WITH EVERYONE talking about nuclear arms reduction in Europe once again, it's high time that the Western Alliance put some serious effort into upgrading its conventional forces on the Continent. And if NATO strategists are smart, they'll try my solution.

Boars, Or to put it in Pentagon lingo, GGPAVs (Ground to Ground Porcine Attack Vehicles).

The idea, I must confess, is not original. Recently, a wild boar attacked a Pakistan Air Force F-16 as it was taking off and, according to UPI, the animal knocked off the nosewheel. Although the pilots ejected safely, the $30 million plane was completely destroyed when it crashed on the runway as a result of the attack.

I happen to know that the frantic investigations ordered by the Pakistani high command have failed to turn up anything on the background of the enemy agent. Perhaps this was opposition leader Benazir Bhutto's way of proving that she's got all of Pakistan behind her. Or could it be that some Indian militarists hired a dissident on a freelance basis? We'll never really know who put the animal up to it; impervious to General Zia's customary interrogations by torture, the boar is keeping mum.

We in the West should not be too quick to denigrate the military value of boars, given their proven effectiveness. Let's look at the incident from a tactical point of view; talk about cost effectiveness, and talk about cost effectiveness, and talk about a great kill ratio. And for the best part--can you think of any red-blooded American boar who wouldn't have gladly done the same to a Soviet MiG, given the opportunity?

IMAGINE HERDS of wild boars (HGGPAVs), cleverly driven across Communist borders at the onset of a crisis, roaming free behind enemy lines. Heaven help the Warsaw Pact's air force! Then consider the boars' utility as anti-personnel weapons.
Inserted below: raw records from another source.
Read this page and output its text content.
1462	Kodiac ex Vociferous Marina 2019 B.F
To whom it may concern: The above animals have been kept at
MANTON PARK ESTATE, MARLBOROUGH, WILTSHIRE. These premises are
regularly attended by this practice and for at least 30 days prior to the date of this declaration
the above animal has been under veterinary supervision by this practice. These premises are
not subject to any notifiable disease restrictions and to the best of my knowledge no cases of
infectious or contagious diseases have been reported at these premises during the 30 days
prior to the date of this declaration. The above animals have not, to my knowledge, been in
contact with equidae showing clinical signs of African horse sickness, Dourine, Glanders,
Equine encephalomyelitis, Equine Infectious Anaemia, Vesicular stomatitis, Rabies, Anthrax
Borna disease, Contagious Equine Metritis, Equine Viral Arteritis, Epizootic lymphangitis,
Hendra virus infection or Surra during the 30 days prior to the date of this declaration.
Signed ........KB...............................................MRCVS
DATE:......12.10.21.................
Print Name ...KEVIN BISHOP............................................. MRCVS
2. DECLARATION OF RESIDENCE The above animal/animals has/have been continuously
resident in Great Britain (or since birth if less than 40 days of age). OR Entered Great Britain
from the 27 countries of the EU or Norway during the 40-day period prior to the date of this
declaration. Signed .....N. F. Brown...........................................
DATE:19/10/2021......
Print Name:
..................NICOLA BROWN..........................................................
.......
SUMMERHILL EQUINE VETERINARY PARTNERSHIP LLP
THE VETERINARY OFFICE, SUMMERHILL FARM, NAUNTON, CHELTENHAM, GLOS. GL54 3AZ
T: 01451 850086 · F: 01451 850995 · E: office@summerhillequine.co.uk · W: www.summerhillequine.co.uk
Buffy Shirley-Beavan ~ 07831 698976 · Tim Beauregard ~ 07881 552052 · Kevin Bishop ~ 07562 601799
An AK-47-toting infantryman who thinks nothing of charging fortified NATO positions will quake in his boots when he sees a ton of angry pork charging his way.

Of course, we ought not limit our strategic weapons simply to boars; they merely represent the beginning. A whole class of Nature's Weapons (NWs) sits out there in the American wilderness, each animal ready to do its part for the United States by serving in what we might call the USBC (United States Bestial Corps).

An example of their potential usefulness: the Warsaw Pact presently enjoys a marked superiority in tanks. Rather than trying to match the Ruskies tank for tank, we should be more innovative. Not even the most advanced Soviet tank, the T-80, could get through an area thoroughly undermined with gopher tunnels dug by RATS (Rodent Anti-Tank Squadrons).

For another obvious class of recruits, take a look at the various vicious species of ants. Careful negotiations with the appropriate power-brokers in royal ant courts will yield HIACAs (Hordes of Insect Anti-Commissary Agents. The little red merchants of spoliation, dropped over Soviet supply depots from tiny drone planes, could chomp their way toward a Warsaw Pact surrender.

The advantages of employing nature's weapons (and this list is not by any means complete) are almost utopian: low fuel costs, low maintenance expenses and best of all--self-propagation. And let us not forget that design changes and improvements will likely result within just a few short generations. Goodbye to cost overruns, gold-plating and spare parts scandals. Hello to smaller military budgets and employment for every biology and zoology major in the country.

The ultimate decision remains with our leaders. If they take my advice, NATO emissaries will start fanning out across the national parks and forests of the world's industrialized democracies, armed with pamphlets and placards that declare, "THE FREE WORLD NEEDS YOU!"

But we'd better act fast. I hear that the Soviets are building a special zoo somewhere out in the steppe.